Curt Levy thinks so, commenting on the influence of the NRA on successful defeat of Caitlin Haligan’s confirmation to the D.C. Circuit.
Citing Halligan’s “attacks on the Second Amendment rights of law-abiding Americans,” the National Rifle Association opposed a judicial nominee for one of the few times in its history. Gun Owners of America cited Halligan’s “avid leader[ship] in the effort to destroy firearms manufacturers using frivolous litigation,” and the Citizens Committee for the Right to Keep and Bear Arms deemed her to be “Obama’s most radical anti-gun judicial nominee to date.”
Halligan’s defeat is part of a pattern that confirms our prediction that gun rights would become the “new abortion” in judicial confirmation battles. …
Why does this matter?
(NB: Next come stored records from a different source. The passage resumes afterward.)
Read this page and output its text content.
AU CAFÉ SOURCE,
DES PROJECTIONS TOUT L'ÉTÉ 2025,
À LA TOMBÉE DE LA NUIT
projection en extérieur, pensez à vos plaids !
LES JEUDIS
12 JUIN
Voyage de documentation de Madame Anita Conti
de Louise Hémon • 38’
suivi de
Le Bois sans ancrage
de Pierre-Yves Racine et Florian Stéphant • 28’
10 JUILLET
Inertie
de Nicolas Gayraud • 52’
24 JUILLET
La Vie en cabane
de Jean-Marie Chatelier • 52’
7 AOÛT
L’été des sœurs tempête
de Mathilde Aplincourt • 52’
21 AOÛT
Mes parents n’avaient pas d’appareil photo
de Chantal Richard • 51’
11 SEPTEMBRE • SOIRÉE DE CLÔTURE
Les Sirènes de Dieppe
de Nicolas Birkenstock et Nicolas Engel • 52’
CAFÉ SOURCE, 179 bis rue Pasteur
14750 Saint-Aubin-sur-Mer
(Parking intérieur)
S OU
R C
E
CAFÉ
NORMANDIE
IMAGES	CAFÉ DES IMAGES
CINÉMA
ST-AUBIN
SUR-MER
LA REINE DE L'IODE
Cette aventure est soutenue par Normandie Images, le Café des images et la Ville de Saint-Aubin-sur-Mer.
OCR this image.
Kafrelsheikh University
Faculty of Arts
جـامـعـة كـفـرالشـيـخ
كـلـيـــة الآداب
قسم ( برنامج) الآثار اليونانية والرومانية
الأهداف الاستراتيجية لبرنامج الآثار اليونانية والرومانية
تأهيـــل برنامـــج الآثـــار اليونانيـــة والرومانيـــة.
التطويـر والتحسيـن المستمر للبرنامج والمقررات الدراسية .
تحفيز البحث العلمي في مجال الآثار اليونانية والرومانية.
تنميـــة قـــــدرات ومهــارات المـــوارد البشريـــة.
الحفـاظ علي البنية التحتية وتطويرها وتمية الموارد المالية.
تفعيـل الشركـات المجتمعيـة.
As Levey explained in a 2010 op-ed:
“[The gun issue] changes the political dynamics of the judicial confirmation process, shifting the center of gravity by adding a large constituency with a long track record of effectiveness – including influence over moderate Democrats – to the coalition opposing the nomination of liberal judicial activists.”
And unlike the abortion issue, there’s no comparable countervailing force on the pro-gun control side of judicial confirmation fights.
This echoes a lot of what Adam Winkler wrote in gun fight.